夏目漱石は、香港が苦痛だった。留学先の英国に渡る際、2日間停泊したが、船酔いに加え、現地人のマナーや食事が肌に合わず、友人の高浜虚子に「茶漬けやそばが食いたい」と手紙を送った

▼1900年、漱石33歳。その後の英国で文化の違いにがくぜんとし、神経衰弱に陥るが、兆候は香港滞在時から表れていた。当時香港は英国領。西洋と東洋が混在するかの地は相当なカルチャーショックだったに違いない

▼香港の歴史は数奇だ。地理的にアジアでありながら150年以上もの間、本籍は英国。

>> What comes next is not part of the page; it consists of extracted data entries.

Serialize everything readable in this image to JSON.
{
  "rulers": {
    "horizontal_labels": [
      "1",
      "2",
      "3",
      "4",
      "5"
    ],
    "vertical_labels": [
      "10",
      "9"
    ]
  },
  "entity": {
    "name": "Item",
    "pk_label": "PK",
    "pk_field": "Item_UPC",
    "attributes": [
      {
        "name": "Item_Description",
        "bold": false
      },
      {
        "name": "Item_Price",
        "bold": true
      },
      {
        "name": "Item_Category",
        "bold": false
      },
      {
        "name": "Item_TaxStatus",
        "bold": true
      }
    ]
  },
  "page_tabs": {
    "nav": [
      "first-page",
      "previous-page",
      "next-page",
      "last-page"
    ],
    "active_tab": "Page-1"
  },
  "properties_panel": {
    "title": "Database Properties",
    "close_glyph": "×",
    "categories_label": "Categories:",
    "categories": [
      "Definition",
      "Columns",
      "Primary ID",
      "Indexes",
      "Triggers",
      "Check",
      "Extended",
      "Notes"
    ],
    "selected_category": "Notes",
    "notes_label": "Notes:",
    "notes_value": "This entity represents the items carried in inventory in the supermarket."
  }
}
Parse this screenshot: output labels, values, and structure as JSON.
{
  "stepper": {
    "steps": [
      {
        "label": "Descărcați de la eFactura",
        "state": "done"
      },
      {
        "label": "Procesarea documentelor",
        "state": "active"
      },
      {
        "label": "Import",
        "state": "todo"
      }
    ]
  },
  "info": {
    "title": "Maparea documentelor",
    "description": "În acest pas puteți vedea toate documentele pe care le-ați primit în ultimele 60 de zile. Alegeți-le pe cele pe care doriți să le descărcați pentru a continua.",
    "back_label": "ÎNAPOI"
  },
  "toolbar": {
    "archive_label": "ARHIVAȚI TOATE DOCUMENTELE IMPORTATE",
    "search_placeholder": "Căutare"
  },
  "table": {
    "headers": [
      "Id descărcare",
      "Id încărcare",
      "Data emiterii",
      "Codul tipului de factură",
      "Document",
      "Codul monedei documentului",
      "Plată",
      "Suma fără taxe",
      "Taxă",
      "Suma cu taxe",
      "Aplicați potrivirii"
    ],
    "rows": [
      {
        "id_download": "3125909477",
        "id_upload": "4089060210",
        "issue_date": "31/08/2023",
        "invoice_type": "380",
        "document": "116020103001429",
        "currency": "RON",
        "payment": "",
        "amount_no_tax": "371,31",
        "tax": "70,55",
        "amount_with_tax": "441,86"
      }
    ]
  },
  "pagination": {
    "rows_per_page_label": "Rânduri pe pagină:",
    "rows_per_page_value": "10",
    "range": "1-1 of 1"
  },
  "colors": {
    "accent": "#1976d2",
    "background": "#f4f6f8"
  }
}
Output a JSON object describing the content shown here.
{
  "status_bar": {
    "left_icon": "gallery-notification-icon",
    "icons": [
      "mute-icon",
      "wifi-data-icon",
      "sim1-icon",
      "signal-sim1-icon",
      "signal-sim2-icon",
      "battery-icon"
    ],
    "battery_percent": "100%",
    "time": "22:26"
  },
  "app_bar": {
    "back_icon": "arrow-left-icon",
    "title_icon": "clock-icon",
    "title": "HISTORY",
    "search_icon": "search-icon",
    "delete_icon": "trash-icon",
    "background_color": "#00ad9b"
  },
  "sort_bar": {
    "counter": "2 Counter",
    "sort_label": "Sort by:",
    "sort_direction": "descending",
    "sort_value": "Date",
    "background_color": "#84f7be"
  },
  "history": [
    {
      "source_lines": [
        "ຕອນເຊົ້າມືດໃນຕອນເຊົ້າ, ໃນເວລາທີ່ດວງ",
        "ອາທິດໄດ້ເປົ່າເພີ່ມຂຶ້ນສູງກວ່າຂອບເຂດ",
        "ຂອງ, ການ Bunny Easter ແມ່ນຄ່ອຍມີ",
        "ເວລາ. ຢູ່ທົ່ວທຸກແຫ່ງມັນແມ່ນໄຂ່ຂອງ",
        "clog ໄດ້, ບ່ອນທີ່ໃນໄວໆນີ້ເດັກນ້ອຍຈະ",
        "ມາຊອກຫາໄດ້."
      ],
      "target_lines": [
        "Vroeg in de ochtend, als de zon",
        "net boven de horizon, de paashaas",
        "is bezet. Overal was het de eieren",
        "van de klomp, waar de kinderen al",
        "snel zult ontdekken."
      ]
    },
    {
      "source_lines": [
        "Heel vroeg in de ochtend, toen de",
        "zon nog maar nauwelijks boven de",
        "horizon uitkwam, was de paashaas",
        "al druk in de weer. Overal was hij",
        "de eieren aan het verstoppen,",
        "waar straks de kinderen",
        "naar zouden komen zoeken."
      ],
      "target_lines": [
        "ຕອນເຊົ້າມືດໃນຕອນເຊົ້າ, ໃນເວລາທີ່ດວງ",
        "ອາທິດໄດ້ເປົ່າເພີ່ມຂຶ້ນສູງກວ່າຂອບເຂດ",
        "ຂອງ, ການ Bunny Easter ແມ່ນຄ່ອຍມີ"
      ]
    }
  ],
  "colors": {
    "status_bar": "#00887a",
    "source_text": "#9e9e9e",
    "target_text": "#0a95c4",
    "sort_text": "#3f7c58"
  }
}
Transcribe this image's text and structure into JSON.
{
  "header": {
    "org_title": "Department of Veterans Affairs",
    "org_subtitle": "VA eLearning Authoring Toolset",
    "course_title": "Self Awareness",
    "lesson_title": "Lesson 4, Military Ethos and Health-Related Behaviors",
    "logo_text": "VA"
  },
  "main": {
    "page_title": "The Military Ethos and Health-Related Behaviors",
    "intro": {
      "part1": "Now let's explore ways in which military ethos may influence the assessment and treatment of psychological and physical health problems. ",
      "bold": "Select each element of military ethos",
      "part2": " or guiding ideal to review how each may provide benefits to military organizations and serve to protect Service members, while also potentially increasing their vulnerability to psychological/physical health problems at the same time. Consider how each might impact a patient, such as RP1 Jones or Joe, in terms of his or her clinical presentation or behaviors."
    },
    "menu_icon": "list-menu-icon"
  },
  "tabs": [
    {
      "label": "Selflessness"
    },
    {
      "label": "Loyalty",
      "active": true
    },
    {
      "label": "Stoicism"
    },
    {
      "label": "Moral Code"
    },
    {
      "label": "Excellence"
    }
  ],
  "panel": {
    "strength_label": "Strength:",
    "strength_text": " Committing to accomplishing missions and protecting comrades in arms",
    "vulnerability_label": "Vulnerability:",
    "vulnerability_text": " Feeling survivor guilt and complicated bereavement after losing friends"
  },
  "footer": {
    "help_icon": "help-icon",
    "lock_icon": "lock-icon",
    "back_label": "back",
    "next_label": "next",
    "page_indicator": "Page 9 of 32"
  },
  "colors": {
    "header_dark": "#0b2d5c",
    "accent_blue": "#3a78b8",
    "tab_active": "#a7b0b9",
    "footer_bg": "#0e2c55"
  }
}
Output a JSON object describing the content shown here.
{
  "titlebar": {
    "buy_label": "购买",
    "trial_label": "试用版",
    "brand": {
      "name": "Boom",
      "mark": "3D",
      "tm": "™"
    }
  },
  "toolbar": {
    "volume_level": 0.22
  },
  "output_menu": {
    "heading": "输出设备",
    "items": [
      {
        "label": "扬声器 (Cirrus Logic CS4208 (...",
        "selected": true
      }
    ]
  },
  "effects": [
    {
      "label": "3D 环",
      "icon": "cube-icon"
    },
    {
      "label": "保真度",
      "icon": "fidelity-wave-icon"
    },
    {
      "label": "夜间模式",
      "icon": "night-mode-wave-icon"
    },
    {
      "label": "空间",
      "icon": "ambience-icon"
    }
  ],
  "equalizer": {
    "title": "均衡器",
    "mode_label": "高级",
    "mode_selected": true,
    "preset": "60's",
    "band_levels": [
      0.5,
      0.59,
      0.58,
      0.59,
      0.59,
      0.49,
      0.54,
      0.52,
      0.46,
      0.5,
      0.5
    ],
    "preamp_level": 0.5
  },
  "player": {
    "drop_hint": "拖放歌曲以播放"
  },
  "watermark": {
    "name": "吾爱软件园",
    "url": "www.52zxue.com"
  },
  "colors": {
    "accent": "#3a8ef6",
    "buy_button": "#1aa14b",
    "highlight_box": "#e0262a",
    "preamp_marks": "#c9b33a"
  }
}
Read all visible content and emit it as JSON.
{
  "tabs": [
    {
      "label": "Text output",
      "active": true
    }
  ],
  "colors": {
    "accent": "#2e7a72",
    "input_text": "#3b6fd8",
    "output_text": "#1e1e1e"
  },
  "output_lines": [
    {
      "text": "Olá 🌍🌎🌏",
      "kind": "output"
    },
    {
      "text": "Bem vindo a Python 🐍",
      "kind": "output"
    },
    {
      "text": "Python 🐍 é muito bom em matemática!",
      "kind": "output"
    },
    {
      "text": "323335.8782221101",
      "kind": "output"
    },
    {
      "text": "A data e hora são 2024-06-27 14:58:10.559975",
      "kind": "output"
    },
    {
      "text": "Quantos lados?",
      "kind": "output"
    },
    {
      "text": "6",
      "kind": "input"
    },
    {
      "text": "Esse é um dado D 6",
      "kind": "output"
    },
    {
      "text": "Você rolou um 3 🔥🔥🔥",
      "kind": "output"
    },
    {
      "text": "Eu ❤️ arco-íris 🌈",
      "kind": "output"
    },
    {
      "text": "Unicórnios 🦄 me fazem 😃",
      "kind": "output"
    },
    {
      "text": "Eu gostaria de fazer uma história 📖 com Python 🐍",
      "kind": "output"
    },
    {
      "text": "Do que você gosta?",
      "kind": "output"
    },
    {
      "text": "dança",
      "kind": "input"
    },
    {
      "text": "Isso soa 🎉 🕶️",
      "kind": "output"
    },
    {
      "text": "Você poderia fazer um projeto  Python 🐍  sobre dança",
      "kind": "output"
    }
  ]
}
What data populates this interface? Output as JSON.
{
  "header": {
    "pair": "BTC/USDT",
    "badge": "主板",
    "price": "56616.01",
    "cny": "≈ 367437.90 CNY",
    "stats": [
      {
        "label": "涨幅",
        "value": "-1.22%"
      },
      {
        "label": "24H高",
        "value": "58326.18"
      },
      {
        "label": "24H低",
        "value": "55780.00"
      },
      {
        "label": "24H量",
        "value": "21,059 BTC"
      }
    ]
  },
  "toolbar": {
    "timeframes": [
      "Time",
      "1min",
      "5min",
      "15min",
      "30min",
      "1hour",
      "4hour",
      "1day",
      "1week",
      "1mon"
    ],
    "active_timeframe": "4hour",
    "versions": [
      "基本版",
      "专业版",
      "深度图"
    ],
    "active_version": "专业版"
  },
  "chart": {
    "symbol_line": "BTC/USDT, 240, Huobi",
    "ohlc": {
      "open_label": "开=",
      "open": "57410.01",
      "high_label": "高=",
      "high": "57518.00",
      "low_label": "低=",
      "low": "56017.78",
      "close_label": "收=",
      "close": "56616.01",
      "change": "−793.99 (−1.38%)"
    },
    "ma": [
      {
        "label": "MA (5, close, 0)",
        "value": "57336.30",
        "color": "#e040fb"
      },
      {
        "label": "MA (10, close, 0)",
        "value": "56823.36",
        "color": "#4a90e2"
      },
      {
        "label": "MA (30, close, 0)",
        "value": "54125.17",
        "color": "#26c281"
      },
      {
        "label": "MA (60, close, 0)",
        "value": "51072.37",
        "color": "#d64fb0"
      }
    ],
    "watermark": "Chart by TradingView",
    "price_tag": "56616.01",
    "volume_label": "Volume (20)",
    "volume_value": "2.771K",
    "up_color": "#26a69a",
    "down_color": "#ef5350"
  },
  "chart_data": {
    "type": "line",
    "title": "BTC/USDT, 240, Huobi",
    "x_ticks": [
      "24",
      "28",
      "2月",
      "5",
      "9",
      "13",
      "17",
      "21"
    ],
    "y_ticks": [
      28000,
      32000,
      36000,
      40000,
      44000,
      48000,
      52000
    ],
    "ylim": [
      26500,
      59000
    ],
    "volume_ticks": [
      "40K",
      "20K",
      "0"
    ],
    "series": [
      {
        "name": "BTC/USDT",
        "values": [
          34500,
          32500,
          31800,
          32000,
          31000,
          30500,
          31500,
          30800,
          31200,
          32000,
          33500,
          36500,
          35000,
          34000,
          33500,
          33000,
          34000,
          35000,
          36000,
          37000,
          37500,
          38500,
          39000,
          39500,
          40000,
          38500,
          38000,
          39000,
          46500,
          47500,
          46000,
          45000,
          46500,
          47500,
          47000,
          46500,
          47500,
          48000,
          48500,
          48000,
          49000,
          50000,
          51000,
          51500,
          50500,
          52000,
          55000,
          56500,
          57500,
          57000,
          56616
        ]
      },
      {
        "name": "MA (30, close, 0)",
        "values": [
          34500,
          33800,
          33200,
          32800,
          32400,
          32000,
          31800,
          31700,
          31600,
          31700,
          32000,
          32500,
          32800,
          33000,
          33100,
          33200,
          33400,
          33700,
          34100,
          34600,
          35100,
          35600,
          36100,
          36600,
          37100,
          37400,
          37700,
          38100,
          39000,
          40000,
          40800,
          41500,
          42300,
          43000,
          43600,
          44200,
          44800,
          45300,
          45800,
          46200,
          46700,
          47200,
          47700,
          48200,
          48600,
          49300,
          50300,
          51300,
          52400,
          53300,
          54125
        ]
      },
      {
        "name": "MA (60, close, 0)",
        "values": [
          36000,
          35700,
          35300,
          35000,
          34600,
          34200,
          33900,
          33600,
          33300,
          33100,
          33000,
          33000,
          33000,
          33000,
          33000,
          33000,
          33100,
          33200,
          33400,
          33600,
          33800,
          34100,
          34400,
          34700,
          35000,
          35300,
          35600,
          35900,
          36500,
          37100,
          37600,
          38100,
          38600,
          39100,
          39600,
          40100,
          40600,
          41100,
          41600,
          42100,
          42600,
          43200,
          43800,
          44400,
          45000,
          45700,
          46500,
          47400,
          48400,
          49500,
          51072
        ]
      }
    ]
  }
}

一時、日本統治の時期もあったが、いずれ植民地支配下としては世界でも例を見ない経済発展を遂げてきた

▼街並みはエスニックでもあり、端正でもある。ここはどこの国か。中国に返還直後、現地を歩き、不思議な気分になったことを思い出す。懐の深さとエネルギッシュな人の波。至る所で文化の混ざり合う音がする

▼その香港が今、揺れている。中国本土への容疑者引き渡しを可能にする問題をめぐり、100万人規模のデモが続いた。当初から一国二制度の矛盾は指摘されていたが、「香港の中国化」にノーを突きつけた

▼デモには返還後に生まれた多くの若い世代も参加した。ここは英国でも中国でもない、自分たちの香港だ。愛郷の叫びが世界に響く。力ずくの支配はこりごりだと。